Con este número recurrente —cuarenta— se describe un contexto espiritual que sigue siendo actual y válido, y la Iglesia, precisamente mediante los días del período cuaresmal, quiere mantener su valor perenne y hacernos presente su eficacia. La liturgia cristiana de la Cuaresma tiene como finalidad favorecer un camino de renovación espiritual, a la luz de esta larga experiencia bíblica y sobre todo aprender a imitar a Jesús, que en los cuarenta días pasados en el desierto enseñó a vencer la tentación con la Palabra de Dios. Los cuarenta años de la peregrinación de Israel en el desierto presentan actitudes y situaciones ambivalentes. Por una parte, son el tiempo del primer amor con Dios y entre Dios y su pueblo, cuando él hablaba a su corazón, indicándole continuamente el camino por recorrer. Dios, por decirlo así, había puesto su morada en medio de Israel, lo precedía dentro de una nube o de una columna de fuego, proveía cada día a su sustento haciendo que bajara el maná y que brotara agua de la roca. Por tanto, los años pasados por Israel en el desierto se pueden ver como el tiempo de la elección especial de Dios y de la adhesión a él por parte del pueblo: tiempo del primer amor. Por otro lado, la Biblia muestra asimismo otra imagen de la peregrinación de Israel en el desierto: también es el tiempo de las tentaciones y de los peligros más grandes, cuando Israel murmura contra su Dios y quisiera volver al paganismo y se construye sus propios ídolos, pues siente la exigencia de venerar a un Dios más cercano y tangible. También es el tiempo de la rebelión contra el Dios grande e invisible.

Esta ambivalencia, tiempo de la cercanía especial de Dios —tiempo del primer amor—, y tiempo de tentación —tentación de volver al paganismo—, la volvemos a encontrar, de modo sorprendente, en el camino terreno de Jesús, naturalmente sin ningún compromiso con el pecado. Después del bautismo de penitencia en el Jordán, en el que asume sobre sí el destino del Siervo de Dios que renuncia a sí mismo y vive para los demás y se mete entre los pecadores para cargar sobre sí el pecado del mundo, Jesús se dirige al desierto para estar cuarenta días en profunda unión con el Padre, repitiendo así la historia de Israel, todos los períodos de cuarenta días o años a los que he aludido. Esta dinámica es una constante en la vida terrena de Jesús, que busca siempre momentos de soledad para orar a su Padre y permanecer en íntima comunión, en íntima soledad con él, en exclusiva comunión con él, y luego volver en medio de la gente. Pero en este tiempo de «desierto» y de encuentro especial con el Padre, Jesús se encuentra expuesto al peligro y es asaltado por la tentación y la seducción del Maligno, el cual le propone un camino mesiánico diferente, alejado del proyecto de Dios, porque pasa por el poder, el éxito, el dominio, y no por el don total en la cruz. Esta es la alternativa: un mesianismo de poder, de éxito, o un mesianismo de amor, de entrega de sí mismo.
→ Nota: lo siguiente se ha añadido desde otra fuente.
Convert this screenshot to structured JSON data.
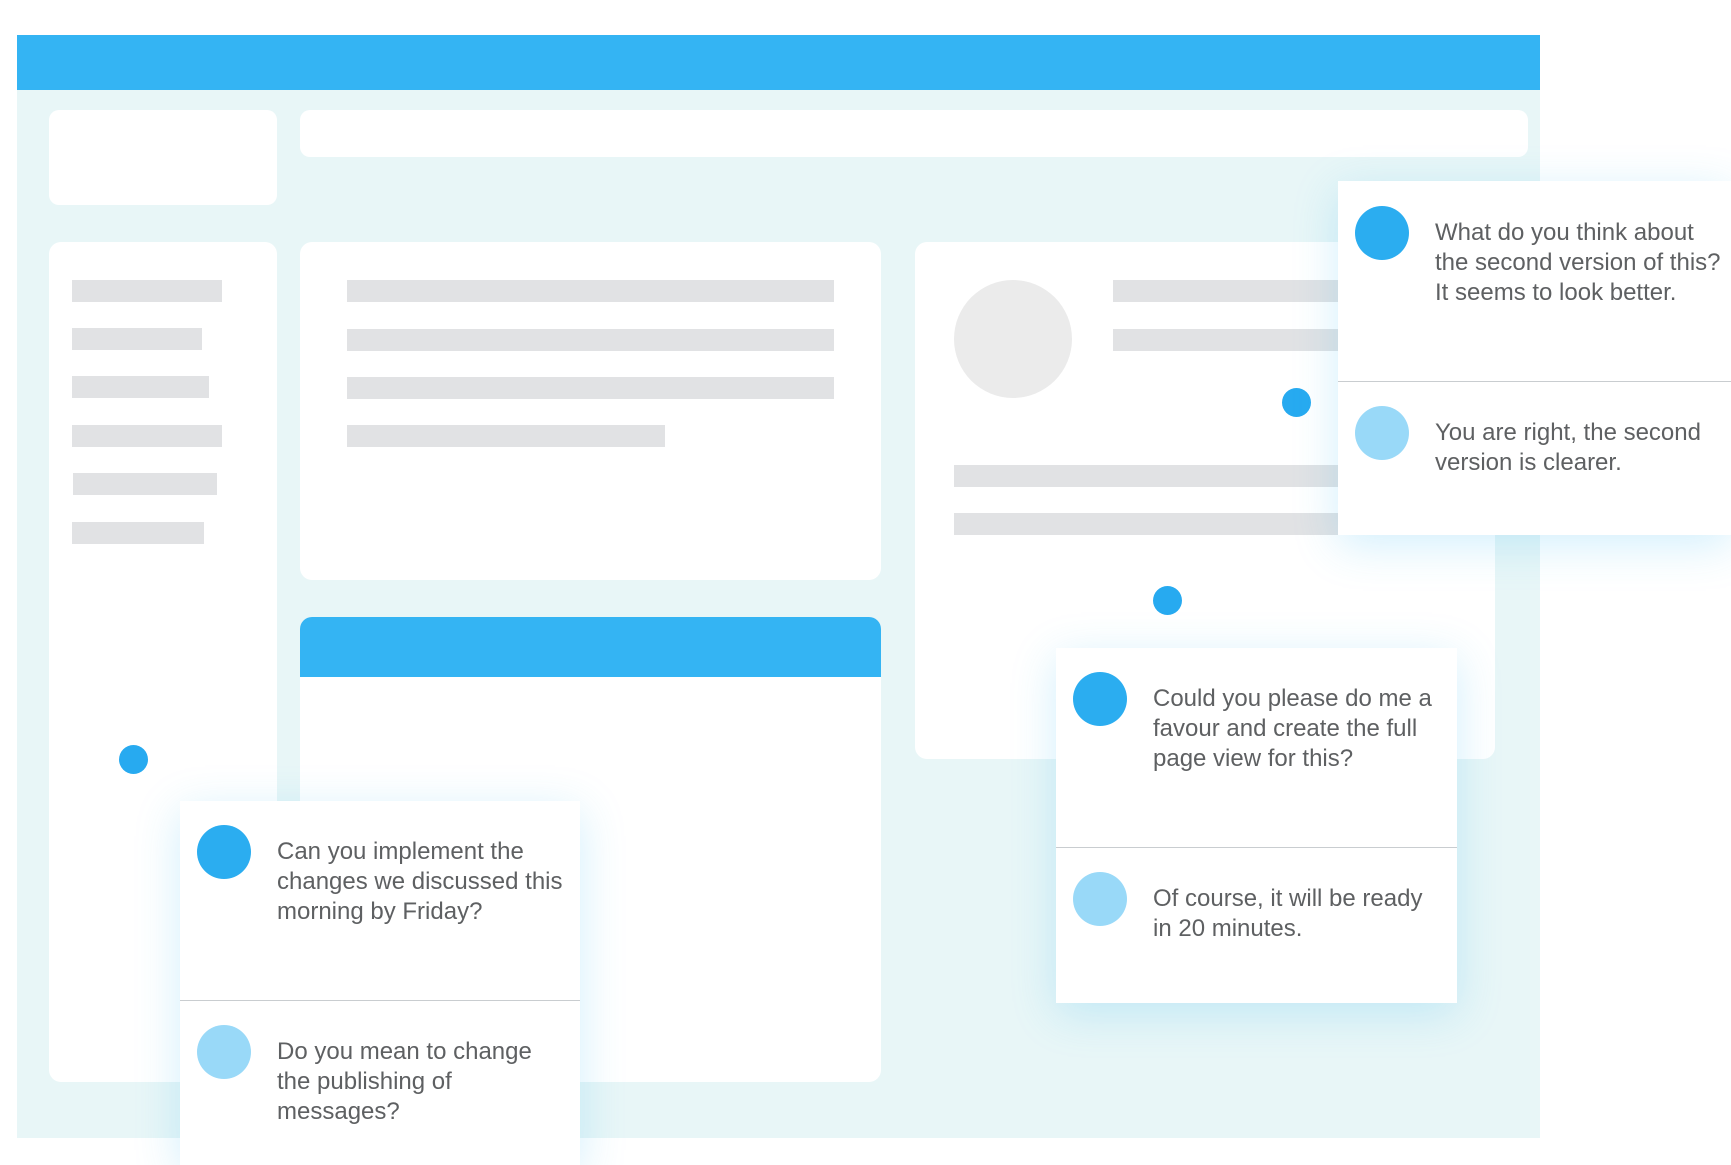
{
  "colors": {
    "accent": "#34b4f3",
    "window_background": "#e8f6f7",
    "card_background": "#ffffff",
    "placeholder": "#e1e2e4",
    "avatar_primary": "#2badf0",
    "avatar_secondary": "#99d9f8",
    "message_text": "#5e6062"
  },
  "chats": {
    "top_right": {
      "question": "What do you think about the second version of this? It seems to look better.",
      "reply": "You are right, the second version is clearer."
    },
    "middle_right": {
      "question": "Could you please do me a favour and create the full page view for this?",
      "reply": "Of course, it will be ready in 20 minutes."
    },
    "bottom_left": {
      "question": "Can you implement the changes we discussed this morning by Friday?",
      "reply": "Do you mean to change the publishing of messages?"
    }
  }
}
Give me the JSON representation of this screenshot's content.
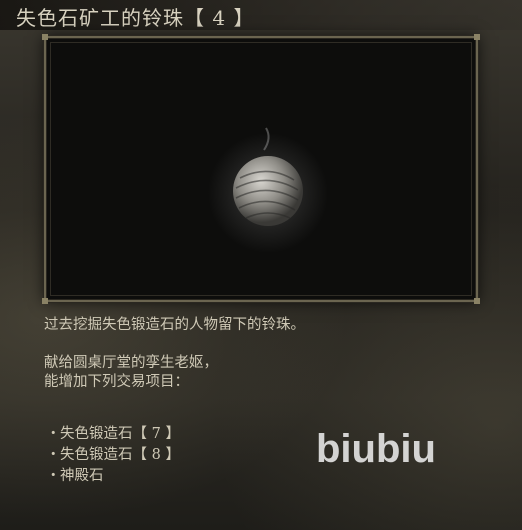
{
  "title": "失色石矿工的铃珠【 4 】",
  "description": {
    "lines": [
      "过去挖掘失色锻造石的人物留下的铃珠。",
      "",
      "献给圆桌厅堂的孪生老妪，",
      "能增加下列交易项目："
    ]
  },
  "trade_items": [
    "失色锻造石【 7 】",
    "失色锻造石【 8 】",
    "神殿石"
  ],
  "bullet": "・",
  "watermark": "biubiu",
  "colors": {
    "text": "#cfc9b6",
    "title": "#d8d2c0",
    "frame_border": "#6b6550"
  }
}
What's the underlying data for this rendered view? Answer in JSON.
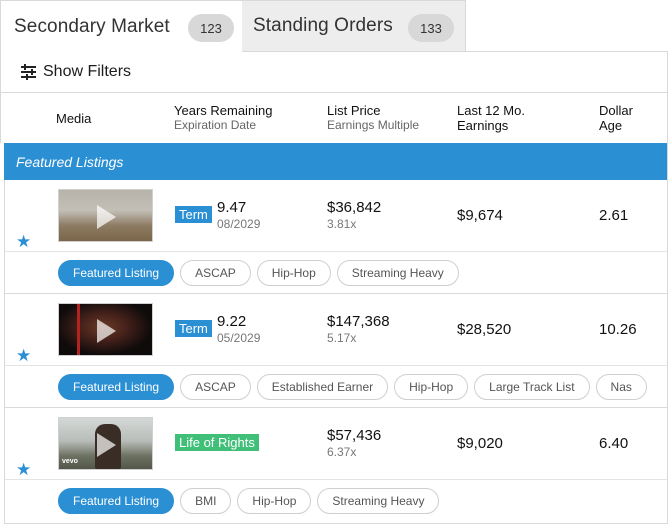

Esta situación de ambivalencia describe también la condición de la Iglesia en camino por el «desierto» del mundo y de la historia. En este «desierto» los creyentes, ciertamente, tenemos la oportunidad de hacer una profunda experiencia de Dios que fortalece el espíritu, confirma la fe, alimenta la esperanza y anima la caridad; una experiencia que nos hace partícipes de la victoria de Cristo sobre el pecado y sobre la muerte mediante el sacrificio de amor en la cruz. Pero el «desierto» también es el aspecto negativo de la realidad que nos rodea: la aridez, la pobreza de palabras de vida y de valores, el laicismo y la cultura materialista, que encierran a la persona en el horizonte mundano de la existencia sustrayéndolo a toda referencia a la trascendencia. Este es también el ambiente en el que el cielo que está sobre nosotros se oscurece, porque lo cubren las nubes del egoísmo, de la incomprensión y del engaño. A pesar de esto, también para la Iglesia de hoy el tiempo del desierto puede transformarse en tiempo de gracia, pues tenemos la certeza de que incluso de la roca más dura Dios puede hacer que brote el agua viva que quita la sed y restaura.

Queridos hermanos y hermanas, en estos cuarenta días que nos conducirán a la Pascua de Resurrección podemos encontrar nuevo valor para aceptar con paciencia y con fe todas las situaciones de dificultad, de aflicción y de prueba, conscientes de que el Señor hará surgir de las tinieblas el nuevo día. Y si permanecemos fieles a Jesús, siguiéndolo por el camino de la cruz, se nos dará de nuevo el claro mundo de Dios, el mundo de la luz, de la verdad y de la alegría: será el alba nueva creada por Dios mismo. ¡Feliz camino de Cuaresma a todos vosotros!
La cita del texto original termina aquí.